Discriminator is too strong. Lower D learning rate, reduce D updates per G update, or add noise to D's inputs (label smoothing or instance noise).

Training loss oscillates wildly

Learning rates too high, or batch size too small. Try halving both LRs first. If that doesn't help, increase batch size or add gradient penalty.

Good samples early, then quality degrades

The generator may be overfitting or the adversarial balance shifted. Save checkpoints frequently and consider learning rate decay in late training.

NaN losses

Gradient explosion. Add gradient clipping (max_norm=1.0), lower learning rates, or check for division by zero in custom loss functions. Also verify your data doesn't contain NaN/inf values.

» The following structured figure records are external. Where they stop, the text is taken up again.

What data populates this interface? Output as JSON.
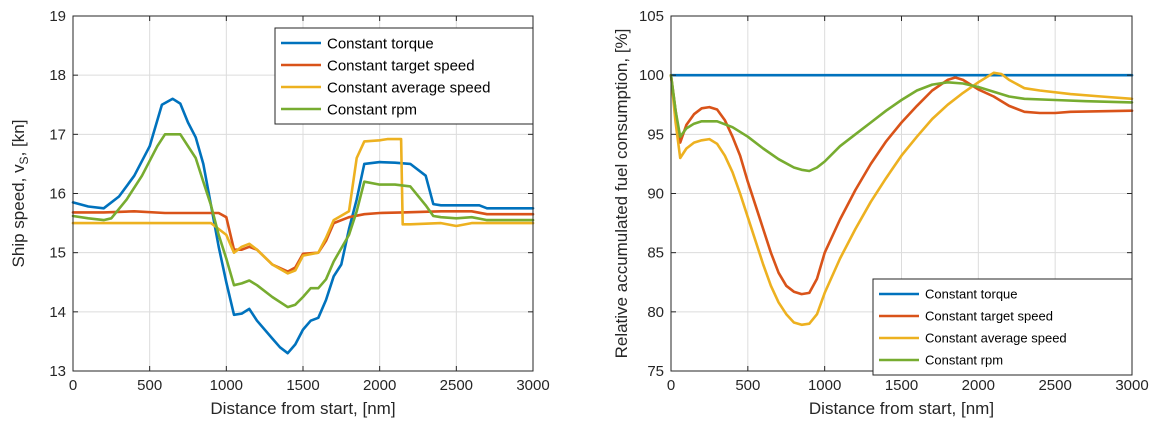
{
  "chart_data": [
    {
      "type": "line",
      "xlabel": "Distance from start, [nm]",
      "ylabel": "Ship speed, v",
      "ylabel_sub": "S",
      "ylabel_tail": ", [kn]",
      "xlim": [
        0,
        3000
      ],
      "ylim": [
        13,
        19
      ],
      "xticks": [
        0,
        500,
        1000,
        1500,
        2000,
        2500,
        3000
      ],
      "yticks": [
        13,
        14,
        15,
        16,
        17,
        18,
        19
      ],
      "grid": true,
      "legend_position": "top-right",
      "series": [
        {
          "name": "Constant torque",
          "color": "#0072BD",
          "points": [
            [
              0,
              15.85
            ],
            [
              100,
              15.78
            ],
            [
              200,
              15.75
            ],
            [
              300,
              15.95
            ],
            [
              400,
              16.3
            ],
            [
              500,
              16.8
            ],
            [
              580,
              17.5
            ],
            [
              650,
              17.6
            ],
            [
              700,
              17.52
            ],
            [
              750,
              17.2
            ],
            [
              800,
              16.95
            ],
            [
              850,
              16.5
            ],
            [
              900,
              15.8
            ],
            [
              950,
              15.1
            ],
            [
              1000,
              14.5
            ],
            [
              1050,
              13.95
            ],
            [
              1100,
              13.97
            ],
            [
              1150,
              14.05
            ],
            [
              1200,
              13.85
            ],
            [
              1300,
              13.55
            ],
            [
              1350,
              13.4
            ],
            [
              1400,
              13.3
            ],
            [
              1450,
              13.45
            ],
            [
              1500,
              13.7
            ],
            [
              1550,
              13.85
            ],
            [
              1600,
              13.9
            ],
            [
              1650,
              14.2
            ],
            [
              1700,
              14.6
            ],
            [
              1750,
              14.8
            ],
            [
              1800,
              15.4
            ],
            [
              1850,
              15.9
            ],
            [
              1900,
              16.5
            ],
            [
              2000,
              16.53
            ],
            [
              2100,
              16.52
            ],
            [
              2200,
              16.5
            ],
            [
              2300,
              16.3
            ],
            [
              2350,
              15.82
            ],
            [
              2400,
              15.8
            ],
            [
              2500,
              15.8
            ],
            [
              2650,
              15.8
            ],
            [
              2700,
              15.75
            ],
            [
              3000,
              15.75
            ]
          ]
        },
        {
          "name": "Constant target speed",
          "color": "#D95319",
          "points": [
            [
              0,
              15.68
            ],
            [
              200,
              15.68
            ],
            [
              400,
              15.7
            ],
            [
              600,
              15.67
            ],
            [
              800,
              15.67
            ],
            [
              950,
              15.67
            ],
            [
              1000,
              15.6
            ],
            [
              1050,
              15.05
            ],
            [
              1100,
              15.05
            ],
            [
              1150,
              15.1
            ],
            [
              1200,
              15.05
            ],
            [
              1300,
              14.8
            ],
            [
              1400,
              14.68
            ],
            [
              1450,
              14.75
            ],
            [
              1500,
              14.98
            ],
            [
              1600,
              15.0
            ],
            [
              1650,
              15.2
            ],
            [
              1700,
              15.5
            ],
            [
              1800,
              15.6
            ],
            [
              1900,
              15.65
            ],
            [
              2000,
              15.67
            ],
            [
              2150,
              15.68
            ],
            [
              2400,
              15.7
            ],
            [
              2600,
              15.7
            ],
            [
              2700,
              15.65
            ],
            [
              3000,
              15.65
            ]
          ]
        },
        {
          "name": "Constant average speed",
          "color": "#EDB120",
          "points": [
            [
              0,
              15.5
            ],
            [
              200,
              15.5
            ],
            [
              400,
              15.5
            ],
            [
              600,
              15.5
            ],
            [
              800,
              15.5
            ],
            [
              900,
              15.5
            ],
            [
              950,
              15.4
            ],
            [
              1000,
              15.3
            ],
            [
              1050,
              15.0
            ],
            [
              1100,
              15.1
            ],
            [
              1150,
              15.15
            ],
            [
              1200,
              15.05
            ],
            [
              1300,
              14.8
            ],
            [
              1400,
              14.65
            ],
            [
              1450,
              14.7
            ],
            [
              1500,
              14.95
            ],
            [
              1600,
              15.0
            ],
            [
              1650,
              15.25
            ],
            [
              1700,
              15.55
            ],
            [
              1800,
              15.7
            ],
            [
              1850,
              16.6
            ],
            [
              1900,
              16.88
            ],
            [
              2000,
              16.9
            ],
            [
              2050,
              16.92
            ],
            [
              2140,
              16.92
            ],
            [
              2150,
              15.48
            ],
            [
              2200,
              15.48
            ],
            [
              2400,
              15.5
            ],
            [
              2500,
              15.45
            ],
            [
              2600,
              15.5
            ],
            [
              3000,
              15.5
            ]
          ]
        },
        {
          "name": "Constant rpm",
          "color": "#77AC30",
          "points": [
            [
              0,
              15.62
            ],
            [
              100,
              15.58
            ],
            [
              200,
              15.55
            ],
            [
              250,
              15.58
            ],
            [
              350,
              15.9
            ],
            [
              450,
              16.3
            ],
            [
              550,
              16.8
            ],
            [
              600,
              17.0
            ],
            [
              700,
              17.0
            ],
            [
              800,
              16.6
            ],
            [
              850,
              16.2
            ],
            [
              900,
              15.8
            ],
            [
              950,
              15.3
            ],
            [
              1000,
              14.9
            ],
            [
              1050,
              14.45
            ],
            [
              1100,
              14.48
            ],
            [
              1150,
              14.53
            ],
            [
              1200,
              14.45
            ],
            [
              1300,
              14.25
            ],
            [
              1400,
              14.08
            ],
            [
              1450,
              14.12
            ],
            [
              1500,
              14.25
            ],
            [
              1550,
              14.4
            ],
            [
              1600,
              14.4
            ],
            [
              1650,
              14.55
            ],
            [
              1700,
              14.85
            ],
            [
              1800,
              15.3
            ],
            [
              1850,
              15.7
            ],
            [
              1900,
              16.2
            ],
            [
              2000,
              16.15
            ],
            [
              2100,
              16.15
            ],
            [
              2200,
              16.12
            ],
            [
              2300,
              15.8
            ],
            [
              2350,
              15.62
            ],
            [
              2400,
              15.6
            ],
            [
              2500,
              15.58
            ],
            [
              2600,
              15.6
            ],
            [
              2700,
              15.55
            ],
            [
              2800,
              15.55
            ],
            [
              3000,
              15.55
            ]
          ]
        }
      ]
    },
    {
      "type": "line",
      "xlabel": "Distance from start, [nm]",
      "ylabel": "Relative accumulated fuel consumption, [%]",
      "xlim": [
        0,
        3000
      ],
      "ylim": [
        75,
        105
      ],
      "xticks": [
        0,
        500,
        1000,
        1500,
        2000,
        2500,
        3000
      ],
      "yticks": [
        75,
        80,
        85,
        90,
        95,
        100,
        105
      ],
      "grid": true,
      "legend_position": "bottom-right",
      "series": [
        {
          "name": "Constant torque",
          "color": "#0072BD",
          "points": [
            [
              0,
              100
            ],
            [
              3000,
              100
            ]
          ]
        },
        {
          "name": "Constant target speed",
          "color": "#D95319",
          "points": [
            [
              0,
              100
            ],
            [
              30,
              97
            ],
            [
              60,
              94.3
            ],
            [
              100,
              95.8
            ],
            [
              150,
              96.7
            ],
            [
              200,
              97.2
            ],
            [
              250,
              97.3
            ],
            [
              300,
              97.1
            ],
            [
              350,
              96.2
            ],
            [
              400,
              94.8
            ],
            [
              450,
              93.2
            ],
            [
              500,
              91.0
            ],
            [
              550,
              89.0
            ],
            [
              600,
              87.0
            ],
            [
              650,
              85.0
            ],
            [
              700,
              83.3
            ],
            [
              750,
              82.2
            ],
            [
              800,
              81.7
            ],
            [
              850,
              81.5
            ],
            [
              900,
              81.6
            ],
            [
              950,
              82.8
            ],
            [
              1000,
              85.0
            ],
            [
              1100,
              87.8
            ],
            [
              1200,
              90.3
            ],
            [
              1300,
              92.5
            ],
            [
              1400,
              94.4
            ],
            [
              1500,
              96.0
            ],
            [
              1600,
              97.4
            ],
            [
              1700,
              98.7
            ],
            [
              1800,
              99.6
            ],
            [
              1850,
              99.8
            ],
            [
              1900,
              99.6
            ],
            [
              2000,
              98.8
            ],
            [
              2100,
              98.2
            ],
            [
              2200,
              97.4
            ],
            [
              2300,
              96.9
            ],
            [
              2400,
              96.8
            ],
            [
              2500,
              96.8
            ],
            [
              2600,
              96.9
            ],
            [
              3000,
              97.0
            ]
          ]
        },
        {
          "name": "Constant average speed",
          "color": "#EDB120",
          "points": [
            [
              0,
              100
            ],
            [
              30,
              96
            ],
            [
              60,
              93.0
            ],
            [
              100,
              93.8
            ],
            [
              150,
              94.3
            ],
            [
              200,
              94.5
            ],
            [
              250,
              94.6
            ],
            [
              300,
              94.2
            ],
            [
              350,
              93.2
            ],
            [
              400,
              91.8
            ],
            [
              450,
              90.0
            ],
            [
              500,
              88.0
            ],
            [
              550,
              86.0
            ],
            [
              600,
              84.0
            ],
            [
              650,
              82.2
            ],
            [
              700,
              80.8
            ],
            [
              750,
              79.8
            ],
            [
              800,
              79.1
            ],
            [
              850,
              78.9
            ],
            [
              900,
              79.0
            ],
            [
              950,
              79.8
            ],
            [
              1000,
              81.6
            ],
            [
              1100,
              84.5
            ],
            [
              1200,
              87.0
            ],
            [
              1300,
              89.3
            ],
            [
              1400,
              91.3
            ],
            [
              1500,
              93.2
            ],
            [
              1600,
              94.8
            ],
            [
              1700,
              96.3
            ],
            [
              1800,
              97.5
            ],
            [
              1900,
              98.5
            ],
            [
              2000,
              99.4
            ],
            [
              2100,
              100.2
            ],
            [
              2150,
              100.1
            ],
            [
              2200,
              99.6
            ],
            [
              2300,
              98.9
            ],
            [
              2400,
              98.7
            ],
            [
              2600,
              98.4
            ],
            [
              2800,
              98.2
            ],
            [
              3000,
              98.0
            ]
          ]
        },
        {
          "name": "Constant rpm",
          "color": "#77AC30",
          "points": [
            [
              0,
              100
            ],
            [
              30,
              97
            ],
            [
              60,
              94.8
            ],
            [
              100,
              95.5
            ],
            [
              150,
              95.9
            ],
            [
              200,
              96.1
            ],
            [
              300,
              96.1
            ],
            [
              400,
              95.6
            ],
            [
              500,
              94.8
            ],
            [
              600,
              93.8
            ],
            [
              700,
              92.9
            ],
            [
              800,
              92.2
            ],
            [
              850,
              92.0
            ],
            [
              900,
              91.9
            ],
            [
              950,
              92.2
            ],
            [
              1000,
              92.7
            ],
            [
              1100,
              94.0
            ],
            [
              1200,
              95.0
            ],
            [
              1300,
              96.0
            ],
            [
              1400,
              97.0
            ],
            [
              1500,
              97.9
            ],
            [
              1600,
              98.7
            ],
            [
              1700,
              99.2
            ],
            [
              1800,
              99.4
            ],
            [
              1900,
              99.3
            ],
            [
              2000,
              99.0
            ],
            [
              2100,
              98.6
            ],
            [
              2200,
              98.2
            ],
            [
              2300,
              98.0
            ],
            [
              2500,
              97.9
            ],
            [
              2700,
              97.8
            ],
            [
              3000,
              97.7
            ]
          ]
        }
      ]
    }
  ]
}
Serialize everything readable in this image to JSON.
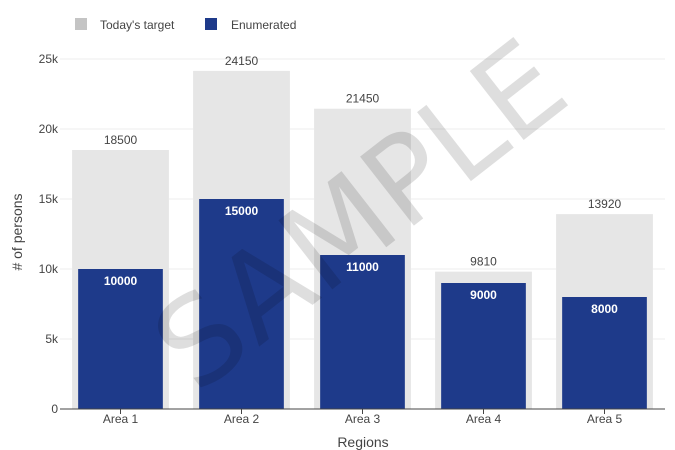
{
  "colors": {
    "target": "#e6e6e6",
    "target_legend": "#c4c4c4",
    "enumerated": "#1e3a8a",
    "grid": "#ececec",
    "axis": "#444444"
  },
  "legend": {
    "target_label": "Today's target",
    "enumerated_label": "Enumerated"
  },
  "watermark": "SAMPLE",
  "chart_data": {
    "type": "bar",
    "xlabel": "Regions",
    "ylabel": "# of persons",
    "ylim": [
      0,
      25000
    ],
    "yticks": [
      0,
      5000,
      10000,
      15000,
      20000,
      25000
    ],
    "ytick_labels": [
      "0",
      "5k",
      "10k",
      "15k",
      "20k",
      "25k"
    ],
    "grid": true,
    "legend_position": "top-left",
    "categories": [
      "Area 1",
      "Area 2",
      "Area 3",
      "Area 4",
      "Area 5"
    ],
    "series": [
      {
        "name": "Today's target",
        "values": [
          18500,
          24150,
          21450,
          9810,
          13920
        ]
      },
      {
        "name": "Enumerated",
        "values": [
          10000,
          15000,
          11000,
          9000,
          8000
        ]
      }
    ]
  }
}
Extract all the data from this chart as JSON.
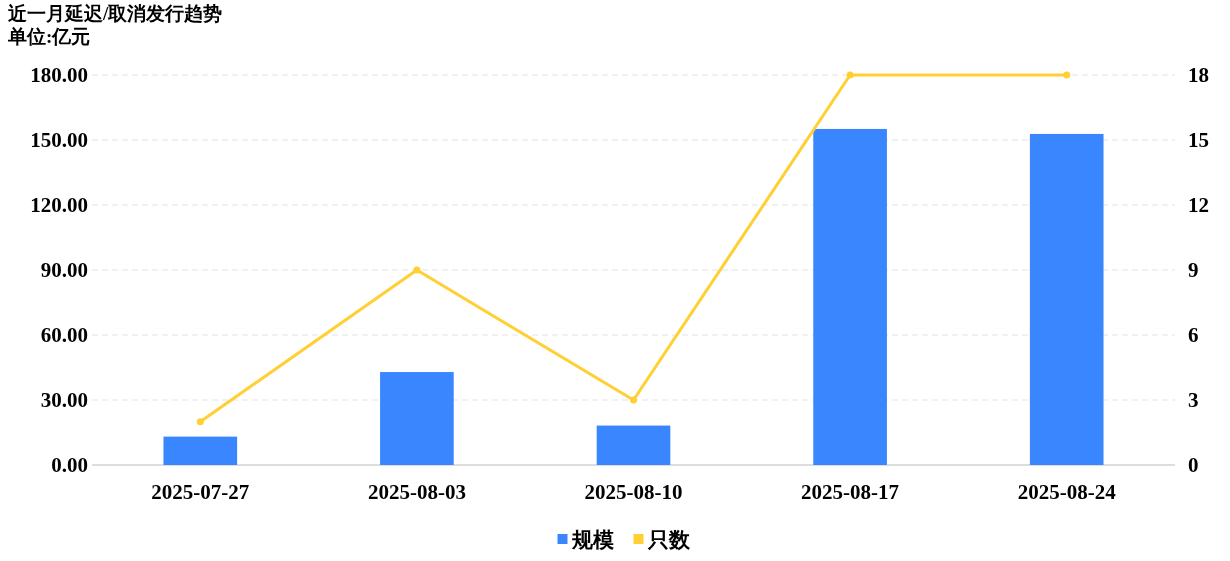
{
  "chart_data": {
    "type": "bar",
    "title": "近一月延迟/取消发行趋势",
    "subtitle": "单位:亿元",
    "categories": [
      "2025-07-27",
      "2025-08-03",
      "2025-08-10",
      "2025-08-17",
      "2025-08-24"
    ],
    "series": [
      {
        "name": "规模",
        "color": "#3a86ff",
        "values": [
          13.1,
          42.9,
          18.2,
          155.1,
          152.8
        ]
      },
      {
        "name": "只数",
        "type": "line",
        "axis": "y2",
        "color": "#ffcf33",
        "values": [
          2,
          9,
          3,
          18,
          18
        ]
      }
    ],
    "ylim": [
      0,
      180
    ],
    "yticks": [
      {
        "value": 0,
        "label": "0.00"
      },
      {
        "value": 30,
        "label": "30.00"
      },
      {
        "value": 60,
        "label": "60.00"
      },
      {
        "value": 90,
        "label": "90.00"
      },
      {
        "value": 120,
        "label": "120.00"
      },
      {
        "value": 150,
        "label": "150.00"
      },
      {
        "value": 180,
        "label": "180.00"
      }
    ],
    "y2lim": [
      0,
      18
    ],
    "y2ticks": [
      0,
      3,
      6,
      9,
      12,
      15,
      18
    ],
    "grid": "y",
    "legend": "bottom",
    "marker": "circle",
    "line_style": "solid"
  }
}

The GAN Training Checklist

Before you start training, run through this:

  • ☐ Data cleaned, aligned, and normalized to [-1, 1]
  • ☐ Architecture validated on a known dataset
  • ☐ Single-image overfit test passed
  • ☐ Learning rates set (try 1e-4 / 1e-4 or TTUR)
  • ☐ Adam betas adjusted (beta1=0.0 or 0.5)
  • ☐ Loss function chosen (WGAN-GP or hinge recommended)
  • ☐ Image saving callback configured (every N steps)
  • ☐ Checkpoint saving enabled
  • ☐ FID evaluation scheduled
  • ☐ GPU memory checked (reduce batch size if needed)